Stupidly, the night I graduated from high school; I made a mistake. I got mixed up with a bad crowd before school ended. I had never had a friend before, and I thought I needed some. So, even though I was uncomfortable, I made myself go out with them. I had been working on the social anxiety and straight-up fear I feel every time I have to talk to someone who isn’t my immediate family. As I said, I’ve never been a fan of change.
When I was younger, I couldn’t handle it at all. It would lead to knock down, drag-out fights between my parents and me. Eventually, everything set me off. Regular pizza for dinner instead of French bread pizza, the color of the hair bow Tina Adams wore to school, things I shouldn’t have even noticed or cared about got me going on a tangent. Even things NO ONE had control over, like the sky being blue, set me off. I couldn’t figure out why it wasn’t green.
Finally, we, as a family, couldn’t take it anymore. After some testing and observation, I was diagnosed with Social Anxiety Disorder, among other things, and was given the tools and counseling needed to help me in social situations. I’ll always have it, but I am coping with it as best as I can.
That night my new “friends” and I went to the movies, which I hate because I have to talk through them, and I was told that people don’t like that. See, I had to be told that people don’t like that, that it’s not normal. It’s little things like that which get me in trouble. I waited in the backseat of the car while my so-called friends broke into a business and stole things, including blank checks.
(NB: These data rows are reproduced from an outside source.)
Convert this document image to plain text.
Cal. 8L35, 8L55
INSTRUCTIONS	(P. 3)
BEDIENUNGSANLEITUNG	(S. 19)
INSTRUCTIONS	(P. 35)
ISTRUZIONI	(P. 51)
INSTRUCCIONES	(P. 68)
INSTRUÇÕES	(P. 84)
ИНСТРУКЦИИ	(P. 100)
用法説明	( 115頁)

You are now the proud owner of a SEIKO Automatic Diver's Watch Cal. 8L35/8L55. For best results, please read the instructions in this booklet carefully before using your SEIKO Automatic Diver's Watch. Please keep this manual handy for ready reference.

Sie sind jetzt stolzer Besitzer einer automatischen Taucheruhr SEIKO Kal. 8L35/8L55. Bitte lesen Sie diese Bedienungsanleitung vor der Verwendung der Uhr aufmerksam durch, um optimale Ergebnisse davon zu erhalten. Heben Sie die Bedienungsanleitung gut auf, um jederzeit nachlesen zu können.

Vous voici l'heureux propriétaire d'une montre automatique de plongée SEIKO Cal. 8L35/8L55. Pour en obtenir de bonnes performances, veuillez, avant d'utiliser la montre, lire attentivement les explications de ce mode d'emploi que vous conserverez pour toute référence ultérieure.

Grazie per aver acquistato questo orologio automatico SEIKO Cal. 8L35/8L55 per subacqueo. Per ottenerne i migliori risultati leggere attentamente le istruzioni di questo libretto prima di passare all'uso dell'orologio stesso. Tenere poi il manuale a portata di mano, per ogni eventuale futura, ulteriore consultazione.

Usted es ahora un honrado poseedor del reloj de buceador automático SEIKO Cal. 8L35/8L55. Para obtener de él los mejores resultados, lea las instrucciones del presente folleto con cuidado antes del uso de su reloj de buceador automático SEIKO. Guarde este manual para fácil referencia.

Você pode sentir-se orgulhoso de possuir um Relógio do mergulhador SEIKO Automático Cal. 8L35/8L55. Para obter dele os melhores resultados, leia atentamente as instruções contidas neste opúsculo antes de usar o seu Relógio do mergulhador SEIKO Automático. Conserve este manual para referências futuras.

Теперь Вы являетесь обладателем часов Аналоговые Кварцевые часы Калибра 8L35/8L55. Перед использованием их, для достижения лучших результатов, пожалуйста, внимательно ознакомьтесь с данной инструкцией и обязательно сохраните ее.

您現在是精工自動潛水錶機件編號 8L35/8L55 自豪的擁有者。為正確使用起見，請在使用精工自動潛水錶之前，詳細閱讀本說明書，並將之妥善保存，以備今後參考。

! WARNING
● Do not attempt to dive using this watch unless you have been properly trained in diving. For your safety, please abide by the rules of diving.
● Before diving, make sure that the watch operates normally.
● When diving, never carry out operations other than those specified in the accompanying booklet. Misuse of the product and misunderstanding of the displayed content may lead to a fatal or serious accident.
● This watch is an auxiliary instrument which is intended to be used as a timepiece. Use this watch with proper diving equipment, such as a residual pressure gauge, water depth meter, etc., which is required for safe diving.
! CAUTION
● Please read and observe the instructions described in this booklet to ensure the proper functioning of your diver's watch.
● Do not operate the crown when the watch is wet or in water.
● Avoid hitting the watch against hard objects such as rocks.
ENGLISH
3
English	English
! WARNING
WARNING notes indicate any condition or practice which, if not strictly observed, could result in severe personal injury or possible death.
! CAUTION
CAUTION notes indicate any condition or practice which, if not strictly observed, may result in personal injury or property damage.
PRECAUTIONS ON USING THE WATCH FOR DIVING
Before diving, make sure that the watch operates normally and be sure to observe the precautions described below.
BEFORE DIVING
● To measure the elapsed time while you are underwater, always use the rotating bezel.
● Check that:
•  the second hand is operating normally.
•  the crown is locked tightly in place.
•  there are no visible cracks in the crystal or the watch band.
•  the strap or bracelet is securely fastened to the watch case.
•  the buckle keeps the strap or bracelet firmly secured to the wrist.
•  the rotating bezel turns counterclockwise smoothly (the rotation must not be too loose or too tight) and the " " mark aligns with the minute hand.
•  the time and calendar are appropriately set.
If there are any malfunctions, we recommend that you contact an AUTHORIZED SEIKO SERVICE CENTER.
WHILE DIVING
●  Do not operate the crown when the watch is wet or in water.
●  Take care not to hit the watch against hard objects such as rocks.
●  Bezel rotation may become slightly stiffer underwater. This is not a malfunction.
I didn’t know they were doing it until I was arrested three days later. I was seen clearly in security footage waiting in the car as the getaway driver. I didn’t even know how to drive at the time, which I tried to explain but everything I said fell on deaf ears. I also couldn’t explain how a signature quite like my own was on the back of a check they had stolen and forged. I never saw any checks, but this is what I’m facing. They let me off on the criminal trespassing charges as well as burglary, but my signature is pretty damning, at least that’s what my lawyer says.
Days like today, the ones where I have no choice but to be around a bunch of people, still has me freaking out. I know that I can’t run and hide, as much as I need to. I have to face this head-on. This case has been going on three years now, and it kept getting pushed back, but it finally began today. Now, I need a quiet place to think. I had asked the driver to stop at the first bar that wasn’t busy, and he said he knew just the place. So many people kept talking to me, and I can’t handle it anymore today. I am going alone, which I hate since I’ve never been to a bar before, but I can’t tell anyone what I’m doing. One drink and then I’m going home to wallow in my misery, which I technically shouldn’t do being on bail, but I’m going to. The Buckle is perfect because no one will know me here. Besides, there are only two vehicles in the parking lot. I sit down at the bar taking in the room. It’s dark and worn. Within seconds, an older man comes up in front of me, a hot pink hand towel over his shoulder.